Diese Kapelle wurde im Jahre 1500 gebaut, und war eine Ruine. Ein Verein hat sich zur Aufgabe gegeben, mit Hilfe der Gemeinde, um diesem Ort ein neues Leben als Kulturraum zu geben. Der Verein organisiert seit dem Ausstellungen und Konzerte. Die nüchterne, Ambiente und die Akustik dieses Ortes ist einfach perfekt. Wir sollten es wagen, ohne Verstärker spielen, aber ich mag den Klangteppich meines Verstärkers.

Diese Kapelle hat nicht die Strukturen mit Säulen und Kreuzgängen der großen Kirchen, die den Ton in alle Richtungen reflektieren, was zu fast unlöslichen Sound-problemen führt. Nach der Montage ist der Soundcheck recht kurz in diesen Bedingungen. Wichtig ist nicht zu laut zu spielen um die Akustik nicht zu überfordern.

Das Publikum kommt nach und nach und der Abend sieht ziemlich gut aus. Ein paar mehr Leute wären willkommen, der Veranstalter hät gerne auch die letzten zwei Reihen von Stühlen belegt. Aber wir sind zufrieden, es klappt, trotz Fußball und Wetter. Ich erkenne Gesichter, manchmal bekomme ich Hilfe von meinen Eltern, die geben mir einen Namen für ein Gesicht oder umgekehrt.

Das Konzert beginnt. Wir testen eine neue Setliste, aus unsere Gedanken der letzten Konzerte genährt. Einige Duostücke, einige meiner Solo-Kompositionen, Mundharmonika-Solos von Olivier Poumay voller wilden Improvisationen. Olivier wirft mit seinem Talent eine neue Klangpalette auf meine Kompositionen. Dies ist nicht ein anderes musikalisches Universum, sondern eine zusätzliche Dimension in meinem.

Bild

Der Respekt der Zuschauer ist ein pures Glückgefühl. Es ist ein perfekter Ort für Ton und Interpretation. Ich habe Olivier gewarnt das die Leute hier bis zur letzten Vibration und sogar eine schöne Sekunde der Stille warten, bevor geklatscht wird. Das Publikum ist freundlich, aufmerksam und positiv gesinnt, das lädt uns ein, das Beste aus uns selbst zu geben.

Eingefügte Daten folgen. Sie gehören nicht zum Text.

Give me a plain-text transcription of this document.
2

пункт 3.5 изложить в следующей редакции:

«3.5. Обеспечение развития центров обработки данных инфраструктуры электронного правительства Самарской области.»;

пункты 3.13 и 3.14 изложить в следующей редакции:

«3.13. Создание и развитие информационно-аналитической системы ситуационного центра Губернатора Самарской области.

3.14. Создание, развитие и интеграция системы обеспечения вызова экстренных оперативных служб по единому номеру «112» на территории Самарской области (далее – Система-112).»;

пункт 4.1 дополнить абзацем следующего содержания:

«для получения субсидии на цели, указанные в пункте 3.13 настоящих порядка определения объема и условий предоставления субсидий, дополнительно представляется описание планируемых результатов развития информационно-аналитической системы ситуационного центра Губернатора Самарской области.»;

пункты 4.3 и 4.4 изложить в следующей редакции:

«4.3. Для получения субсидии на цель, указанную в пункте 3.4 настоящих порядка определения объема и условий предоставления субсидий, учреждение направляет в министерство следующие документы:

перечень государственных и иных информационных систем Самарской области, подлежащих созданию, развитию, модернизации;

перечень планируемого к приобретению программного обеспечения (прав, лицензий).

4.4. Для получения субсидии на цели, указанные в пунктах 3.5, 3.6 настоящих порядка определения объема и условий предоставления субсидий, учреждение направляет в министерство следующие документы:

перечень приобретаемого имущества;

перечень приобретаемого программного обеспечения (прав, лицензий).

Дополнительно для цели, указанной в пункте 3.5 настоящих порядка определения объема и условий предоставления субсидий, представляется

Die Energie, die sich daraus ergibt ist unglaublich, manchmal fast schwer zu kanalisieren.
Ich genieße die Pause in der Mitte des Sets um ein wenig mit dem einen oder anderen zu diskutieren, manchmal ein wenig gescheut durch die Tatsache, dass ich die Leute kaum erkenne.

Mein Lovely Roadie nimmt Fotos, und ist dafür verantwortlich, die Papiere für eine kleine Auslosung zu sammeln. Ich habe nicht genügend der Compilation-CD , um sie zu verkaufen, so dass ich diese lieber verschenke um ein schönes Moment im Konzert zu schaffen.

Ich spiele Sorrow , mit tiefster Intensität ... es erstauent mich noch immer das Balladen mehr Energie verbrauchen als die meisten dynamischen Stücke, die „nur“ Geschicklichkeit erfordern, ohne zu tief in das Reservoir der Gefühle einzugreifen.

Der nächste Song gibt mir den Eindruck, gegen den Strom zu schwimmen.
Mein Abendessen mit Geburtstagskuchen und Champagner wird zum Verhängnis: Zucker und Alkohol, als blutzuckersenkendes Cocktail durch alle Sportler anerkannt. Ich nutze ein Solo von Olivier und trinke zwei Gläser Fruchtsaft and der Bar. Fühlt sich an wie ich ein Shoot-von Zucker, aber alle Lichter sind auf grün für die Fortsetzung und den Abschluss des Konzerts.
Benutzeravatar
HR
Beiträge: 1157
Registriert: Mo Jul 27, 2009 11:45 am
Wohnort: Salzburger Land
Kontaktdaten:

Beitrag von HR »

Gratulation David.
Nach dieser Beschreibung Eures Konzertes, muss sich ja jeder hier Leid sehen, dass er/sie nicht dabei waren (oder waren doch welche dabei?). Ist zumindest bei mir so. Belgien ist einfach zu weit weg. Dieses Konzert hätte mich über alle Maßen interessiert.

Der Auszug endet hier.